Some examples of bank initiatives include ICICI Bank – which focuses on financial support to farmers, traders, commission agents, small processors etc. After its merger with Bank of Rajasthan, ICICI Bank will increase its focus further on rural and semi urban areas (BoR has a total of 463 branches – 40% are located in rural and semi-urban areas). Similarly, LIC announced recently its plans to enter into rural housing loan market. LIC would use a different approach in providing loans – the firm will not spend too much on setting up each office (roughly Rs. 1 lakh), no income statement provision required when giving loans and no location advantages (like water supply, electricity etc.) would be considered when providing loans.

However, more initiatives from financial institutions are needed to provide further support in rural areas.

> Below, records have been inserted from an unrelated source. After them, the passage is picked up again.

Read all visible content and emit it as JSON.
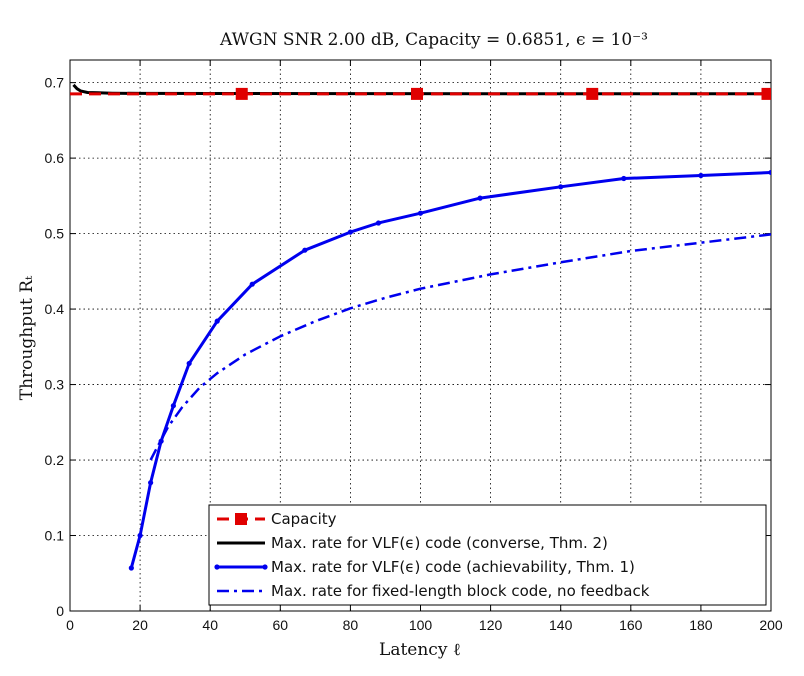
{
  "chart_data": {
    "type": "line",
    "title": "AWGN SNR 2.00 dB, Capacity = 0.6851, ϵ = 10⁻³",
    "xlabel": "Latency ℓ",
    "ylabel": "Throughput Rₜ",
    "xlim": [
      0,
      200
    ],
    "ylim": [
      0,
      0.73
    ],
    "xticks": [
      0,
      20,
      40,
      60,
      80,
      100,
      120,
      140,
      160,
      180,
      200
    ],
    "yticks": [
      0,
      0.1,
      0.2,
      0.3,
      0.4,
      0.5,
      0.6,
      0.7
    ],
    "grid": true,
    "legend_position": "bottom-right",
    "series": [
      {
        "name": "Capacity",
        "color": "#e00000",
        "style": "dashed-square",
        "x": [
          0,
          200
        ],
        "y": [
          0.6851,
          0.6851
        ],
        "markers_x": [
          49,
          99,
          149,
          199
        ]
      },
      {
        "name": "Max. rate for VLF(ϵ) code (converse, Thm. 2)",
        "color": "#000000",
        "style": "solid",
        "x": [
          1,
          2,
          3,
          5,
          8,
          12,
          20,
          40,
          80,
          120,
          160,
          200
        ],
        "y": [
          0.697,
          0.692,
          0.689,
          0.687,
          0.6865,
          0.686,
          0.6858,
          0.6856,
          0.6855,
          0.6854,
          0.6854,
          0.6853
        ]
      },
      {
        "name": "Max. rate for VLF(ϵ) code (achievability, Thm. 1)",
        "color": "#0000ee",
        "style": "solid-dot",
        "x": [
          17.5,
          20,
          23,
          26,
          29.5,
          34,
          42,
          52,
          67,
          80,
          88,
          100,
          117,
          140,
          158,
          180,
          200
        ],
        "y": [
          0.057,
          0.1,
          0.17,
          0.225,
          0.272,
          0.328,
          0.384,
          0.433,
          0.478,
          0.502,
          0.514,
          0.527,
          0.547,
          0.562,
          0.573,
          0.577,
          0.581
        ]
      },
      {
        "name": "Max. rate for fixed-length block code, no feedback",
        "color": "#0000ee",
        "style": "dash-dot",
        "x": [
          23,
          25,
          28,
          32,
          37,
          42,
          50,
          60,
          70,
          80,
          90,
          100,
          120,
          140,
          160,
          180,
          200
        ],
        "y": [
          0.2,
          0.218,
          0.244,
          0.27,
          0.296,
          0.315,
          0.34,
          0.364,
          0.384,
          0.401,
          0.415,
          0.427,
          0.446,
          0.462,
          0.477,
          0.488,
          0.499
        ]
      }
    ]
  }
}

Future of rural banking – Modern technology: Large number of rural Indians are using mobile phones. According to TRAI, rural wireless subscriber base was 93.15 million (as on Dec 2008) which grew to 164.57 million in 2009 – an increase by 76.7%. The proportion of rural to urban subscribers is 31:69 – This shows a large untapped market to reach rural customers. Mobile banking can cut down costs (mobile phone for banking operations = branchless banking), as physical infrastructure and human resources wouldn’t be needed, which is a problem in rural areas and a major constraint in carrying out banking operations.

With the above initiatives, banks will be able to reach out to 70% of the Indian population. I strongly feel that financial literacy should be considered as one of the first steps by banks and state government to access the low income segment and rural masses followed by technological innovations such as mobile banking. Eventually, the effects will be measured via GDP growth, new jobs and income generations, better healthcare for themselves and their communities.

Tina Nagrani

Tina was a research analyst with ValueNotes.

  • Aniket Pargaonkar
    Posted at 04:34h, 24 September Reply

    I agree, rural markets are still quite untapped by the Indian banking sector. In rural India the poorer sections of the society cannot avail of credit from banks and other financial institutions due to their inability to deposit collateral security and mortgage property. This is where micro-finance can be a potent instrument for achieving economic and social empowerment of rural poor especially rural women.

    But Indian Banks are realizing the potential of rural banking, micro-finance, etc and that is exactly why the entire micro-finance sector in India has grown exponentially over the past few years.

    The initiative taken by Grameen Bank (Bangladesh) can be a good case study for studying the importance of micro-finance in the development of the rural markets/segments.